Your suggestions as to the value of extended military training are, to say the least, ingenious and bold. You hint that the new naval course "can help toward making such (military) science the accessory of the average citizen and thus militate against the further development of real jingoists." A scholarly idea, suggestive of a wide historical background! Undoubtedly you remember that this very idea of training the whole nation was followed most thoroughly before the war by Germany. Can you, by any stretch of memory, recall if there was not the slightest tendency toward jingoism in that nation? If the representative nobles, commonly known here as war-lords, scorned to egg the government on, or the war-trained people displayed a marked lack of enthusiasm for the war?
At the present time, is a thorough training in military matters aiding France to a co-operative attitude toward world peace? Or even in our country, are those who have been touched by the post-war fever of military training ardent supporters of steps toward that great peace which you profess to admire? Are the graduates of the R. O. T. C. and the C. M. T. C. the most glorious examples of calm, tolerant internationally minded citizens?
Yet you believe that a further extension of this training will make us peace-lovers though you admit that "America is not by heritage or by established desire a peaceful nation." Our history shows us that no nation thinks less of peace when it wants something that only war can get but undoubtedly increased military training will, with its usual effect, kill this tendency!

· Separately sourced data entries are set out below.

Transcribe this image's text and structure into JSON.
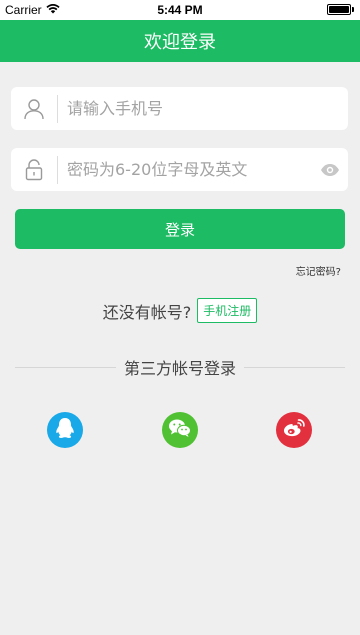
{
  "status_bar": {
    "carrier": "Carrier",
    "time": "5:44 PM",
    "battery_level": 1.0
  },
  "nav": {
    "title": "欢迎登录"
  },
  "form": {
    "phone_placeholder": "请输入手机号",
    "password_placeholder": "密码为6-20位字母及英文"
  },
  "buttons": {
    "login": "登录",
    "forgot_password": "忘记密码?",
    "register": "手机注册"
  },
  "register_prompt": "还没有帐号?",
  "third_party": {
    "title": "第三方帐号登录",
    "providers": [
      {
        "name": "qq",
        "icon": "qq-icon",
        "color": "#19a9e8"
      },
      {
        "name": "wechat",
        "icon": "wechat-icon",
        "color": "#4fc133"
      },
      {
        "name": "weibo",
        "icon": "weibo-icon",
        "color": "#e2303f"
      }
    ]
  },
  "colors": {
    "accent": "#1dbb63",
    "background": "#efefef"
  }
}
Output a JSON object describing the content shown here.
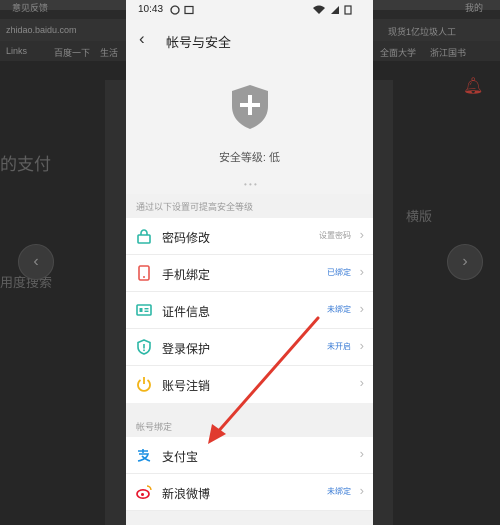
{
  "background": {
    "url": "zhidao.baidu.com",
    "tab_title_left": "意见反馈",
    "tab_title_right": "我的",
    "bookmark_left": "Links",
    "bookmark_items": [
      "百度一下",
      "生活"
    ],
    "search_right": "现货1亿垃圾人工",
    "bookmark_right": [
      "全面大学",
      "浙江国书"
    ],
    "page_left_text_1": "的支付",
    "page_left_text_2": "用度搜索",
    "page_right_text": "横版"
  },
  "phone": {
    "status_time": "10:43",
    "nav_title": "帐号与安全",
    "security_level": "安全等级: 低",
    "hint": "通过以下设置可提高安全等级",
    "items": [
      {
        "label": "密码修改",
        "status": "设置密码",
        "status_color": "#9a9a9a",
        "icon": "lock-icon",
        "icon_color": "#2db7a6"
      },
      {
        "label": "手机绑定",
        "status": "已绑定",
        "status_color": "#3a7bd5",
        "icon": "phone-icon",
        "icon_color": "#e8574f"
      },
      {
        "label": "证件信息",
        "status": "未绑定",
        "status_color": "#3a7bd5",
        "icon": "id-card-icon",
        "icon_color": "#2db7a6"
      },
      {
        "label": "登录保护",
        "status": "未开启",
        "status_color": "#3a7bd5",
        "icon": "shield-check-icon",
        "icon_color": "#2db7a6"
      },
      {
        "label": "账号注销",
        "status": "",
        "status_color": "#9a9a9a",
        "icon": "power-icon",
        "icon_color": "#f2b418"
      }
    ],
    "binding_section": "帐号绑定",
    "bindings": [
      {
        "label": "支付宝",
        "status": "",
        "status_color": "#3a7bd5",
        "icon": "alipay-icon",
        "icon_color": "#1a8fe3"
      },
      {
        "label": "新浪微博",
        "status": "未绑定",
        "status_color": "#3a7bd5",
        "icon": "weibo-icon",
        "icon_color": "#e6162d"
      }
    ]
  },
  "colors": {
    "annotation_arrow": "#e03a2e",
    "accent_blue": "#3a7bd5"
  }
}
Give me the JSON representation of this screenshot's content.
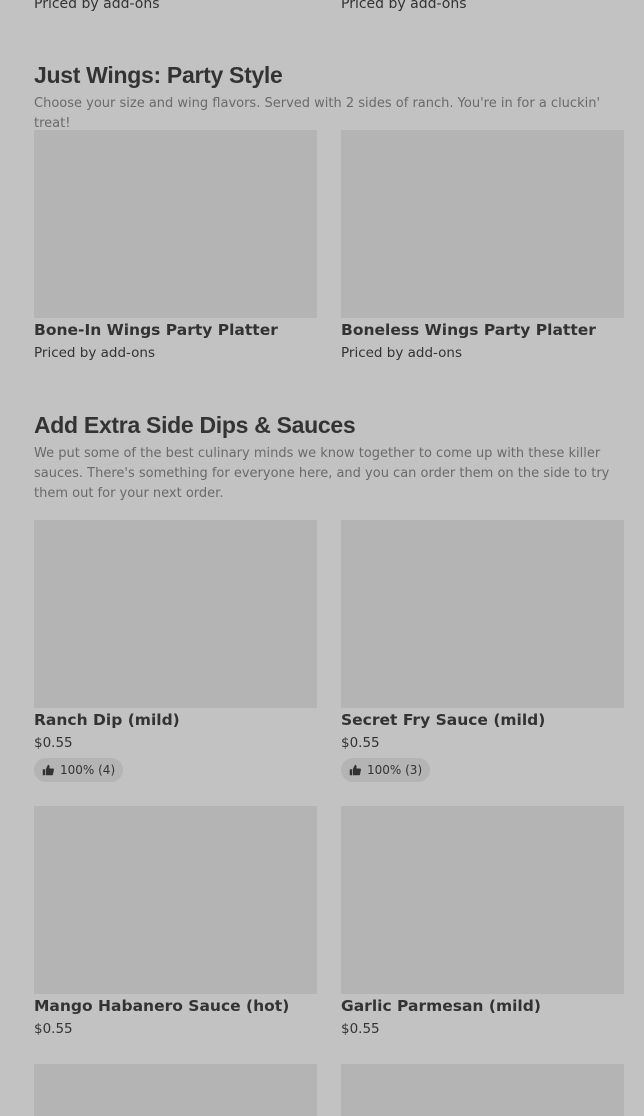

You profess an aversion for "the an-achronistic chariot of war" and disclaim "any jingoistic faith in huge national armaments"; then you propose to abolish these evils by increasing the number who can drive the anachronistic chariot!. You admire the prospective course for the "idental discipline" it will afford, yet how long has the CRIMSON stood for discipline of the absolute, goose-step variety in any field?
An explanation of this change of face and Babbitt reasoning may charitably be sought in the Editor's preoccupation by Finals: Or perhaps he is stirred by an underlying desire for "humanizing the military profession": but has it ever occurred to him that there Jurks a monstrous danger in de-humanizing the vast majority who do not belong to the profession? C. L. Lundin '29.